Le “signore” coltivano a piano terra (come sento che dovrebbe essere), anche se spesso in vaso, lasciando la casa in ordine e vuota di esperimenti botanici. Quelle che ho incontrato io sono sciamane, anche se non credo gradirebbero la definizione, e vivono in un mondo magico di rose ipertrofiche e talee divenute baobab, tutte piante che hanno una storia spesso miracolosa, strana e che non inizia quasi mai da un fioraio o in un vivaio. 
Dalla variazione infinita sul tema del “ ecco, questa l’ho trovata nel cassonetto, quell’altra me l’ha data moribonda la signora del terzo piano, quella era al cimitero, non la bagnava nessuno”, fino al seme di avocado, nespolo, albicocco divenuti graziosi alberelli. Dalle ortensie che vivono felici, anche se misteriosamente esposte a sud, alle forsizie potate ad alberello “massì, ho tagliato un po’ di qua un po’ di là”, fino al salice spettacolare nato da un rametto levigato “del mazzo di fiori di mia figlia. L’ho messo nella terra e puf!”. Le signore hanno il dono. Quel che piantano, cresce, e cresce forte, che si vede che ne ha piacere, di star lì.
Le signore si sporcano le mani e “sanno” le piante, senza spesso saperne neppure i nomi, e quando ingenuamente ti trovi a correggerle “no, signora, non è una gardenia, è un’ortensia”, dopo un secondo vorresti sotterrarti, come, nella prima guerra mondiale, un dottorino di primo pelo di fronte a una bracciuta infermiera da campo. Quel che si può fare, con le signore, oltre ad ammirarne l’opera, è chiedere semi o talee, o “piantini”, di cui sono prodighe e fiere dispensatrici. Di più, è quasi sempre inutile. I loro consigli, sempre che ne diano, di solito valgono solo per loro, in quella combinazione astrale sotto cui prospera il loro giardino incantato. Perché quando chiedi il perché e il come, loro già si annoiano (“non è che c’è molto da dire, basta fare”). E quando ti dicono , è anche peggio. 

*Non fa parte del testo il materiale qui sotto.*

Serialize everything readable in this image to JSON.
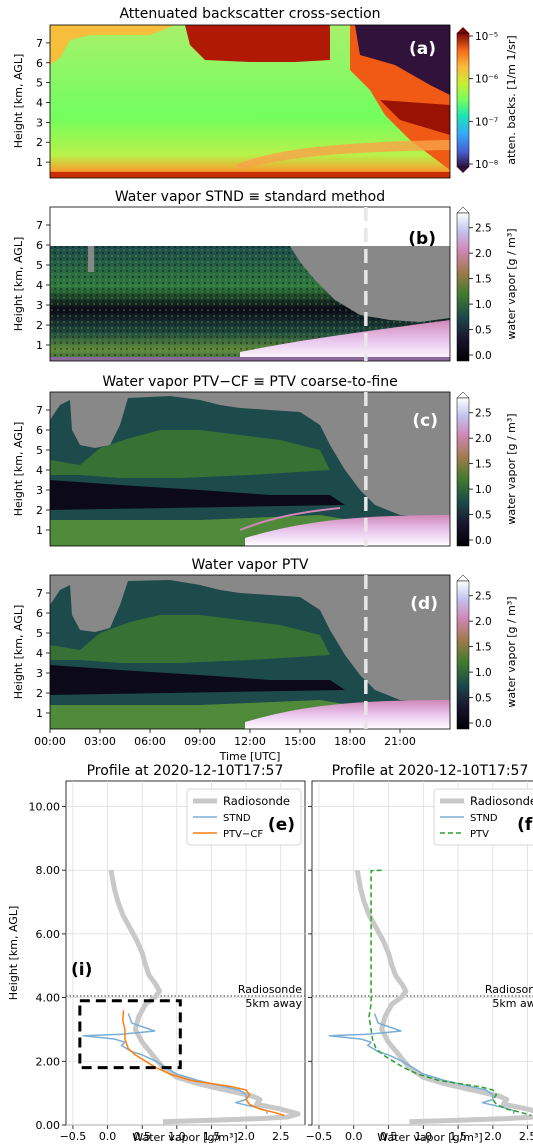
{
  "chart_data": [
    {
      "type": "heatmap",
      "panel": "(a)",
      "title": "Attenuated backscatter cross-section",
      "ylabel": "Height [km, AGL]",
      "ylim": [
        0.2,
        7.9
      ],
      "yticks": [
        "1",
        "2",
        "3",
        "4",
        "5",
        "6",
        "7"
      ],
      "colorbar": {
        "label": "atten. backs. [1/m 1/sr]",
        "scale": "log",
        "ticks": [
          "10⁻⁵",
          "10⁻⁶",
          "10⁻⁷",
          "10⁻⁸"
        ],
        "colormap": "turbo"
      }
    },
    {
      "type": "heatmap",
      "panel": "(b)",
      "title": "Water vapor STND ≡ standard method",
      "ylabel": "Height [km, AGL]",
      "ylim": [
        0.2,
        7.9
      ],
      "yticks": [
        "1",
        "2",
        "3",
        "4",
        "5",
        "6",
        "7"
      ],
      "marker_time": "18:57",
      "colorbar": {
        "label": "water vapor [g / m³]",
        "ticks": [
          "2.5",
          "2.0",
          "1.5",
          "1.0",
          "0.5",
          "0.0"
        ],
        "range": [
          0,
          2.5
        ],
        "colormap": "cubehelix"
      }
    },
    {
      "type": "heatmap",
      "panel": "(c)",
      "title": "Water vapor PTV−CF ≡ PTV coarse-to-fine",
      "ylabel": "Height [km, AGL]",
      "ylim": [
        0.2,
        7.9
      ],
      "yticks": [
        "1",
        "2",
        "3",
        "4",
        "5",
        "6",
        "7"
      ],
      "marker_time": "18:57",
      "colorbar": {
        "label": "water vapor [g / m³]",
        "ticks": [
          "2.5",
          "2.0",
          "1.5",
          "1.0",
          "0.5",
          "0.0"
        ],
        "range": [
          0,
          2.5
        ],
        "colormap": "cubehelix"
      }
    },
    {
      "type": "heatmap",
      "panel": "(d)",
      "title": "Water vapor PTV",
      "ylabel": "Height [km, AGL]",
      "xlabel": "Time [UTC]",
      "ylim": [
        0.2,
        7.9
      ],
      "yticks": [
        "1",
        "2",
        "3",
        "4",
        "5",
        "6",
        "7"
      ],
      "xticks": [
        "00:00",
        "03:00",
        "06:00",
        "09:00",
        "12:00",
        "15:00",
        "18:00",
        "21:00"
      ],
      "marker_time": "18:57",
      "colorbar": {
        "label": "water vapor [g / m³]",
        "ticks": [
          "2.5",
          "2.0",
          "1.5",
          "1.0",
          "0.5",
          "0.0"
        ],
        "range": [
          0,
          2.5
        ],
        "colormap": "cubehelix"
      }
    },
    {
      "type": "line",
      "panel": "(e)",
      "title": "Profile at 2020-12-10T17:57",
      "xlabel": "Water vapor [g/m³]",
      "ylabel": "Height [km, AGL]",
      "xlim": [
        -0.6,
        2.85
      ],
      "ylim": [
        0,
        10.8
      ],
      "xticks": [
        "−0.5",
        "0.0",
        "0.5",
        "1.0",
        "1.5",
        "2.0",
        "2.5"
      ],
      "yticks": [
        "0.00",
        "2.00",
        "4.00",
        "6.00",
        "8.00",
        "10.00"
      ],
      "reference_line": {
        "y": 4.05,
        "label": "Radiosonde\n5km away"
      },
      "panel_letter": "(i)",
      "highlight_box": {
        "x": [
          -0.4,
          1.05
        ],
        "y": [
          1.8,
          3.9
        ]
      },
      "legend": "upper right",
      "series": [
        {
          "name": "Radiosonde",
          "color": "#c8c8c8",
          "style": "solid",
          "points": [
            [
              0.05,
              8.0
            ],
            [
              0.1,
              7.4
            ],
            [
              0.15,
              7.0
            ],
            [
              0.22,
              6.6
            ],
            [
              0.32,
              6.2
            ],
            [
              0.42,
              5.8
            ],
            [
              0.5,
              5.4
            ],
            [
              0.55,
              5.0
            ],
            [
              0.6,
              4.7
            ],
            [
              0.7,
              4.4
            ],
            [
              0.75,
              4.2
            ],
            [
              0.68,
              4.0
            ],
            [
              0.55,
              3.8
            ],
            [
              0.45,
              3.4
            ],
            [
              0.4,
              3.0
            ],
            [
              0.5,
              2.6
            ],
            [
              0.65,
              2.2
            ],
            [
              0.8,
              1.8
            ],
            [
              1.0,
              1.5
            ],
            [
              1.3,
              1.3
            ],
            [
              1.6,
              1.15
            ],
            [
              1.9,
              1.0
            ],
            [
              2.1,
              0.9
            ],
            [
              2.2,
              0.8
            ],
            [
              2.15,
              0.65
            ],
            [
              2.5,
              0.5
            ],
            [
              2.75,
              0.35
            ],
            [
              2.6,
              0.25
            ],
            [
              2.2,
              0.2
            ],
            [
              1.5,
              0.15
            ],
            [
              0.8,
              0.1
            ]
          ]
        },
        {
          "name": "STND",
          "color": "#7aaed6",
          "style": "solid",
          "points": [
            [
              0.3,
              3.5
            ],
            [
              0.35,
              3.2
            ],
            [
              0.68,
              2.95
            ],
            [
              0.45,
              2.9
            ],
            [
              0.2,
              2.85
            ],
            [
              -0.35,
              2.8
            ],
            [
              0.1,
              2.7
            ],
            [
              0.25,
              2.6
            ],
            [
              0.2,
              2.5
            ],
            [
              0.35,
              2.3
            ],
            [
              0.5,
              2.2
            ],
            [
              0.7,
              2.0
            ],
            [
              0.85,
              1.8
            ],
            [
              1.0,
              1.6
            ],
            [
              1.3,
              1.4
            ],
            [
              1.6,
              1.25
            ],
            [
              1.9,
              1.1
            ],
            [
              2.0,
              0.95
            ],
            [
              2.0,
              0.8
            ],
            [
              1.85,
              0.7
            ],
            [
              2.15,
              0.55
            ],
            [
              2.3,
              0.45
            ],
            [
              2.3,
              0.35
            ]
          ]
        },
        {
          "name": "PTV−CF",
          "color": "#ff7f0e",
          "style": "solid",
          "points": [
            [
              0.23,
              3.6
            ],
            [
              0.22,
              3.3
            ],
            [
              0.25,
              3.0
            ],
            [
              0.25,
              2.7
            ],
            [
              0.3,
              2.4
            ],
            [
              0.4,
              2.2
            ],
            [
              0.55,
              2.0
            ],
            [
              0.7,
              1.8
            ],
            [
              0.9,
              1.6
            ],
            [
              1.2,
              1.4
            ],
            [
              1.5,
              1.3
            ],
            [
              1.8,
              1.2
            ],
            [
              2.0,
              1.1
            ],
            [
              2.05,
              0.95
            ],
            [
              2.0,
              0.8
            ],
            [
              2.05,
              0.65
            ],
            [
              2.2,
              0.5
            ],
            [
              2.4,
              0.4
            ],
            [
              2.55,
              0.3
            ]
          ]
        }
      ]
    },
    {
      "type": "line",
      "panel": "(f)",
      "title": "Profile at 2020-12-10T17:57",
      "xlabel": "Water vapor [g/m³]",
      "xlim": [
        -0.6,
        2.85
      ],
      "ylim": [
        0,
        10.8
      ],
      "xticks": [
        "−0.5",
        "0.0",
        "0.5",
        "1.0",
        "1.5",
        "2.0",
        "2.5"
      ],
      "reference_line": {
        "y": 4.05,
        "label": "Radiosonde\n5km away"
      },
      "legend": "upper right",
      "series": [
        {
          "name": "Radiosonde",
          "color": "#c8c8c8",
          "style": "solid",
          "points": [
            [
              0.05,
              8.0
            ],
            [
              0.1,
              7.4
            ],
            [
              0.15,
              7.0
            ],
            [
              0.22,
              6.6
            ],
            [
              0.32,
              6.2
            ],
            [
              0.42,
              5.8
            ],
            [
              0.5,
              5.4
            ],
            [
              0.55,
              5.0
            ],
            [
              0.6,
              4.7
            ],
            [
              0.7,
              4.4
            ],
            [
              0.75,
              4.2
            ],
            [
              0.68,
              4.0
            ],
            [
              0.55,
              3.8
            ],
            [
              0.45,
              3.4
            ],
            [
              0.4,
              3.0
            ],
            [
              0.5,
              2.6
            ],
            [
              0.65,
              2.2
            ],
            [
              0.8,
              1.8
            ],
            [
              1.0,
              1.5
            ],
            [
              1.3,
              1.3
            ],
            [
              1.6,
              1.15
            ],
            [
              1.9,
              1.0
            ],
            [
              2.1,
              0.9
            ],
            [
              2.2,
              0.8
            ],
            [
              2.15,
              0.65
            ],
            [
              2.5,
              0.5
            ],
            [
              2.75,
              0.35
            ],
            [
              2.6,
              0.25
            ],
            [
              2.2,
              0.2
            ],
            [
              1.5,
              0.15
            ],
            [
              0.8,
              0.1
            ]
          ]
        },
        {
          "name": "STND",
          "color": "#7aaed6",
          "style": "solid",
          "points": [
            [
              0.3,
              3.5
            ],
            [
              0.35,
              3.2
            ],
            [
              0.68,
              2.95
            ],
            [
              0.45,
              2.9
            ],
            [
              0.2,
              2.85
            ],
            [
              -0.35,
              2.8
            ],
            [
              0.1,
              2.7
            ],
            [
              0.25,
              2.6
            ],
            [
              0.2,
              2.5
            ],
            [
              0.35,
              2.3
            ],
            [
              0.5,
              2.2
            ],
            [
              0.7,
              2.0
            ],
            [
              0.85,
              1.8
            ],
            [
              1.0,
              1.6
            ],
            [
              1.3,
              1.4
            ],
            [
              1.6,
              1.25
            ],
            [
              1.9,
              1.1
            ],
            [
              2.0,
              0.95
            ],
            [
              2.0,
              0.8
            ],
            [
              1.85,
              0.7
            ],
            [
              2.15,
              0.55
            ],
            [
              2.3,
              0.45
            ],
            [
              2.3,
              0.35
            ]
          ]
        },
        {
          "name": "PTV",
          "color": "#2ca02c",
          "style": "dashed",
          "points": [
            [
              0.4,
              8.0
            ],
            [
              0.25,
              7.98
            ],
            [
              0.25,
              3.8
            ],
            [
              0.22,
              3.4
            ],
            [
              0.25,
              3.0
            ],
            [
              0.27,
              2.7
            ],
            [
              0.32,
              2.4
            ],
            [
              0.42,
              2.2
            ],
            [
              0.57,
              2.0
            ],
            [
              0.72,
              1.8
            ],
            [
              0.92,
              1.6
            ],
            [
              1.22,
              1.4
            ],
            [
              1.52,
              1.3
            ],
            [
              1.82,
              1.2
            ],
            [
              2.0,
              1.1
            ],
            [
              2.05,
              0.95
            ],
            [
              2.0,
              0.8
            ],
            [
              2.05,
              0.65
            ],
            [
              2.2,
              0.5
            ],
            [
              2.4,
              0.4
            ],
            [
              2.55,
              0.3
            ]
          ]
        }
      ]
    }
  ]
}
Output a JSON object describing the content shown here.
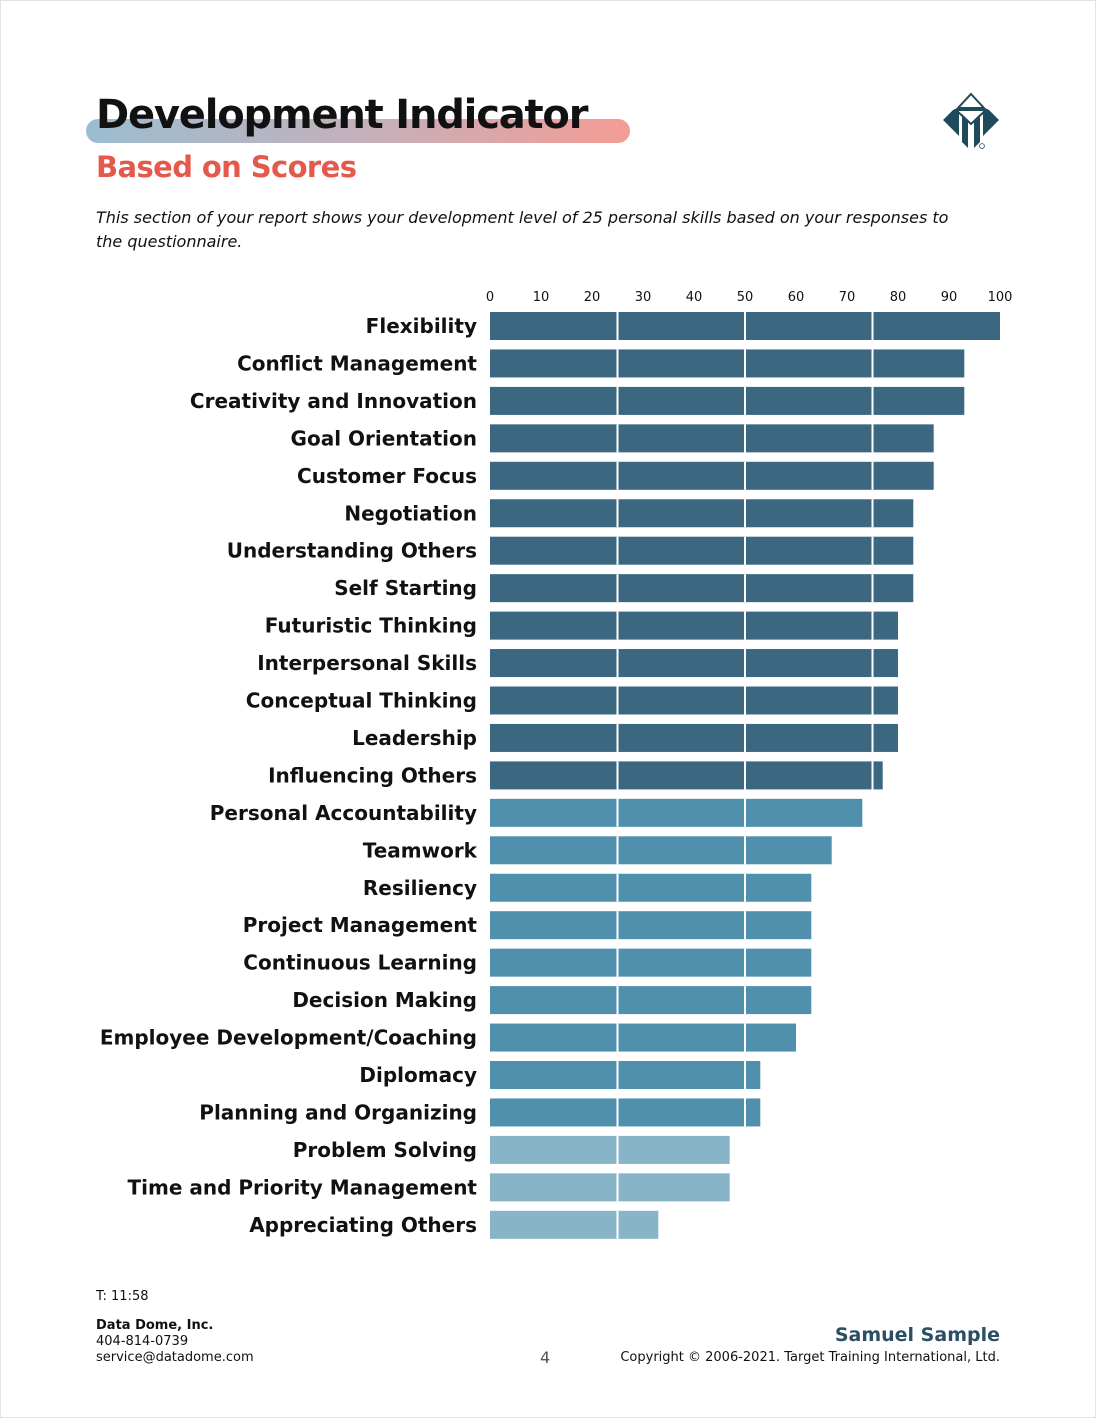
{
  "header": {
    "title": "Development Indicator",
    "subtitle": "Based on Scores",
    "intro": "This section of your report shows your development level of 25 personal skills based on your responses to the questionnaire.",
    "logo_icon": "ttisi-pyramid-logo-icon"
  },
  "colors": {
    "title_gradient": [
      "#9bbdd0",
      "#f59c95"
    ],
    "subtitle": "#e4594b",
    "bar_high": "#3b6880",
    "bar_mid": "#5190ad",
    "bar_low": "#87b4c7",
    "name": "#2a4e63"
  },
  "chart_data": {
    "type": "bar",
    "orientation": "horizontal",
    "xlim": [
      0,
      100
    ],
    "xticks": [
      0,
      10,
      20,
      30,
      40,
      50,
      60,
      70,
      80,
      90,
      100
    ],
    "grid_dividers": [
      25,
      50,
      75
    ],
    "legend": "none",
    "categories": [
      "Flexibility",
      "Conflict Management",
      "Creativity and Innovation",
      "Goal Orientation",
      "Customer Focus",
      "Negotiation",
      "Understanding Others",
      "Self Starting",
      "Futuristic Thinking",
      "Interpersonal Skills",
      "Conceptual Thinking",
      "Leadership",
      "Influencing Others",
      "Personal Accountability",
      "Teamwork",
      "Resiliency",
      "Project Management",
      "Continuous Learning",
      "Decision Making",
      "Employee Development/Coaching",
      "Diplomacy",
      "Planning and Organizing",
      "Problem Solving",
      "Time and Priority Management",
      "Appreciating Others"
    ],
    "values": [
      100,
      93,
      93,
      87,
      87,
      83,
      83,
      83,
      80,
      80,
      80,
      80,
      77,
      73,
      67,
      63,
      63,
      63,
      63,
      60,
      53,
      53,
      47,
      47,
      33
    ],
    "levels": [
      "high",
      "high",
      "high",
      "high",
      "high",
      "high",
      "high",
      "high",
      "high",
      "high",
      "high",
      "high",
      "high",
      "mid",
      "mid",
      "mid",
      "mid",
      "mid",
      "mid",
      "mid",
      "mid",
      "mid",
      "low",
      "low",
      "low"
    ]
  },
  "footer": {
    "time": "T: 11:58",
    "company": "Data Dome, Inc.",
    "phone": "404-814-0739",
    "email": "service@datadome.com",
    "page_number": "4",
    "person_name": "Samuel Sample",
    "copyright": "Copyright © 2006-2021. Target Training International, Ltd."
  }
}
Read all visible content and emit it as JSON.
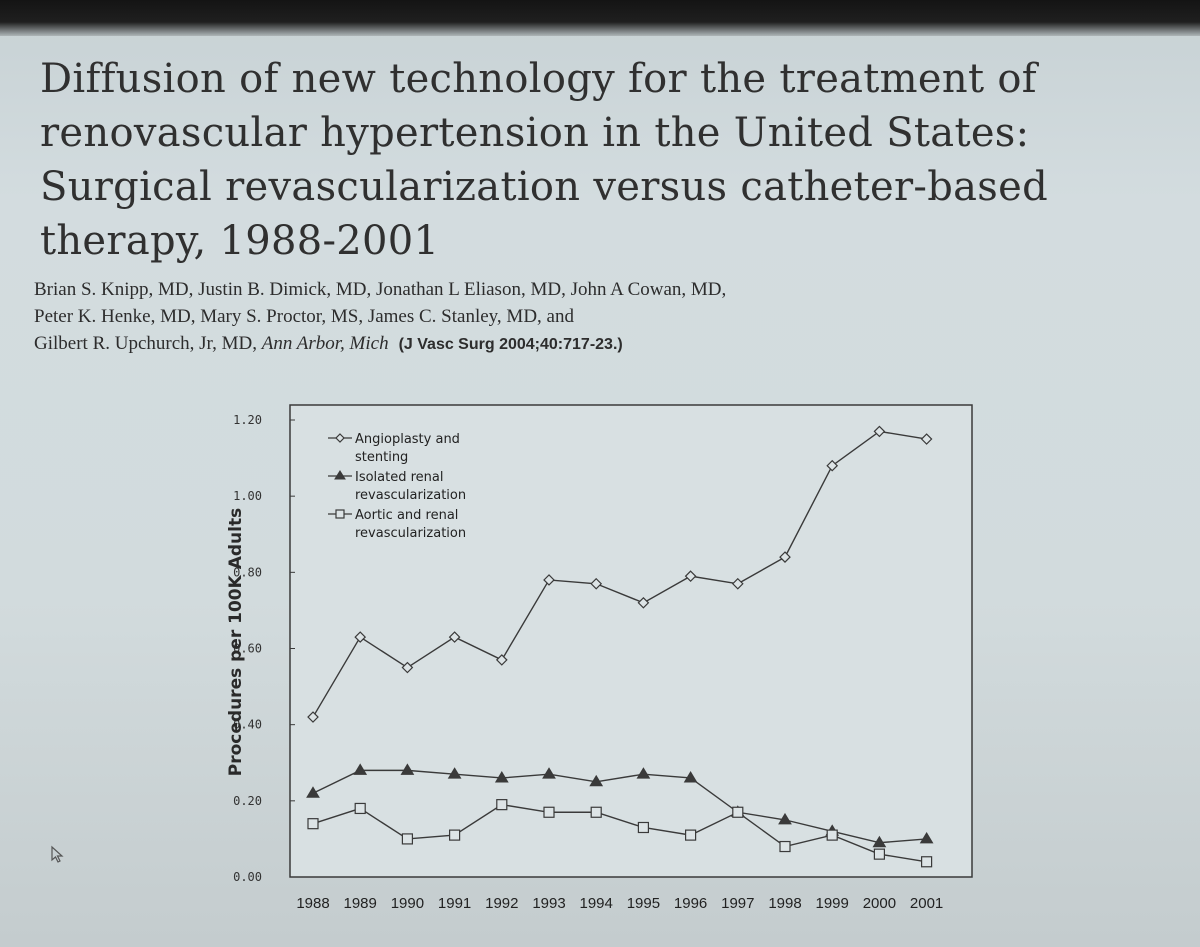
{
  "slide": {
    "title_lines": [
      "Diffusion of new technology for the treatment of",
      "renovascular hypertension in the United States:",
      "Surgical revascularization versus catheter-based",
      "therapy, 1988-2001"
    ],
    "author_lines": [
      "Brian S. Knipp, MD, Justin B. Dimick, MD, Jonathan L Eliason, MD, John A Cowan, MD,",
      "Peter K. Henke, MD, Mary S. Proctor, MS, James C. Stanley, MD, and",
      "Gilbert R. Upchurch, Jr, MD,"
    ],
    "place": "Ann Arbor, Mich",
    "citation": "(J Vasc Surg 2004;40:717-23.)"
  },
  "chart_data": {
    "type": "line",
    "title": "",
    "xlabel": "",
    "ylabel": "Procedures per 100K Adults",
    "ylim": [
      0,
      1.2
    ],
    "yticks": [
      "0.00",
      "0.20",
      "0.40",
      "0.60",
      "0.80",
      "1.00",
      "1.20"
    ],
    "categories": [
      "1988",
      "1989",
      "1990",
      "1991",
      "1992",
      "1993",
      "1994",
      "1995",
      "1996",
      "1997",
      "1998",
      "1999",
      "2000",
      "2001"
    ],
    "legend_position": "top-left",
    "series": [
      {
        "name": "Angioplasty and stenting",
        "legend_lines": [
          "Angioplasty and",
          "stenting"
        ],
        "marker": "diamond",
        "values": [
          0.42,
          0.63,
          0.55,
          0.63,
          0.57,
          0.78,
          0.77,
          0.72,
          0.79,
          0.77,
          0.84,
          1.08,
          1.17,
          1.15
        ]
      },
      {
        "name": "Isolated renal revascularization",
        "legend_lines": [
          "Isolated renal",
          "revascularization"
        ],
        "marker": "triangle",
        "values": [
          0.22,
          0.28,
          0.28,
          0.27,
          0.26,
          0.27,
          0.25,
          0.27,
          0.26,
          0.17,
          0.15,
          0.12,
          0.09,
          0.1
        ]
      },
      {
        "name": "Aortic and renal revascularization",
        "legend_lines": [
          "Aortic and renal",
          "revascularization"
        ],
        "marker": "square",
        "values": [
          0.14,
          0.18,
          0.1,
          0.11,
          0.19,
          0.17,
          0.17,
          0.13,
          0.11,
          0.17,
          0.08,
          0.11,
          0.06,
          0.04
        ]
      }
    ],
    "colors": {
      "line": "#3a3a3a",
      "axis": "#3a3a3a",
      "marker_fill": "#dde4e6",
      "plot_background": "#d8e0e2"
    }
  }
}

L'altroieri, per dire, la signora Valeria, che vive in una minuscola casa da fiaba di cui presto racconterò, guardando con amore un po’ ruvido il suo rigoglioso ulivo in vaso, mi ha detto così: “lo bagno quando sopra la terra è secca, ma sotto le radici sono ancora un po’ umide, solo un po’ eh. Perché se la terra è secca tutta è troppo tardi, ma se è tutta umida è peggio”. Io sono rimasta piuttosto confusa, ma lei e l’ulivo, di sicuro, si sono capiti benissimo.
p.s. La foto non è molto giusta, ma generalmente le signore non amano farsi fotografare.